An der Seite Saakaschwilis war nicht nur Mustafa Najem. Neben ihm standen auch die Ex-Premierministerin Julia Timoschenko und Wiktor Naliwajtschenko, Absolvent einer US-Hochschule und ehemaliger Chef des SBU (Ukrainischer Sicherheitsdienst), der nicht weniger als Mustafa Najem mit den USA verbunden ist. Auch das spricht dafür, dass Washington in die Pläne von Saakaschwili eingeweiht ist.

Mittlerweile ist gegen Saakaschwili wegen illegaler Einreise ein Strafverfahren eingeleitet worden. Er bleibt aber auf freiem Fuß und hat sich am 11. September, am Tag nach seiner Ankunft, bereits in einem Nobelhotel mit dem Chef der Partei "Selbsthilfe" und dem Oberbürgermeister von Lwow, Alexej Sadowoj, getroffen. Anwesend bei der Zusammenkunft waren auch Julia Timoschenko und Wiktor Naliwajtcshenko.
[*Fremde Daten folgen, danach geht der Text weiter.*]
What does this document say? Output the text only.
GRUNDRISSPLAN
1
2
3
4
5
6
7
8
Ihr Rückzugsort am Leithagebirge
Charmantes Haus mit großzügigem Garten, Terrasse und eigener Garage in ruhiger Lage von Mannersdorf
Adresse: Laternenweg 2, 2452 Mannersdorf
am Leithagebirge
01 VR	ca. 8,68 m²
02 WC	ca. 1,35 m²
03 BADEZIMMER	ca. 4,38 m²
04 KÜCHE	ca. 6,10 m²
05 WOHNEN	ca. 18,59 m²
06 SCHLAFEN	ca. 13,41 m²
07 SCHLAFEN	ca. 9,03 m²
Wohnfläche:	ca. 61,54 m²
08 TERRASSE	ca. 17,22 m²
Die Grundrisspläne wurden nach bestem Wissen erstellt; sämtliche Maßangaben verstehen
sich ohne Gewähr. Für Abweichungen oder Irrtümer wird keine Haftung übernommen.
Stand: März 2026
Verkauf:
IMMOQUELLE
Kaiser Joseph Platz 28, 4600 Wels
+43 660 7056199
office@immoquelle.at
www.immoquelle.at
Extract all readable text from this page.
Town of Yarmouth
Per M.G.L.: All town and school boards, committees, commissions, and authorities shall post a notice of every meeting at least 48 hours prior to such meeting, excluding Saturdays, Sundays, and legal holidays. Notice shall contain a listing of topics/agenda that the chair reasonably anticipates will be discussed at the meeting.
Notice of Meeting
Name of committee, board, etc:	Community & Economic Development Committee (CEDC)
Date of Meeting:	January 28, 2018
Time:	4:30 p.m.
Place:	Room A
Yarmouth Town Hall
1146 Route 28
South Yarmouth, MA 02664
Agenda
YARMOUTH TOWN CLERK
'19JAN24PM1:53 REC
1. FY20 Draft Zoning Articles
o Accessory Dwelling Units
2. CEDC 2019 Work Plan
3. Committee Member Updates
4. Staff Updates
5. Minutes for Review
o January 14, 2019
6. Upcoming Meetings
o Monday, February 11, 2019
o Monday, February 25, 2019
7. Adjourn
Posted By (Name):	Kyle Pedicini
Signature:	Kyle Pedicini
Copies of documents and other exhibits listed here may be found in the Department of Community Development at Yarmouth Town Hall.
Saakaschwili will nun durch das ganze Land reisen und die Menschen auf den Kampf gegen "Korruption" aufseiten der Poroschenko-Regierung mobilisieren. Mittlerweile ist er der Chef der Partei "Bewegung neuer Kräfte" und will den Unmut der Bevölkerung über den Präsidenten in eine allukainische Protestbewegung kanalisieren. Die abwartende Position des Westens in seinem Streit mit Petro Poroschenko kann er als erste Vorleistung verstehen. Eine neue Runde im Machtkampf der postmaidanen Ukraine hat am Sonntag begonnen.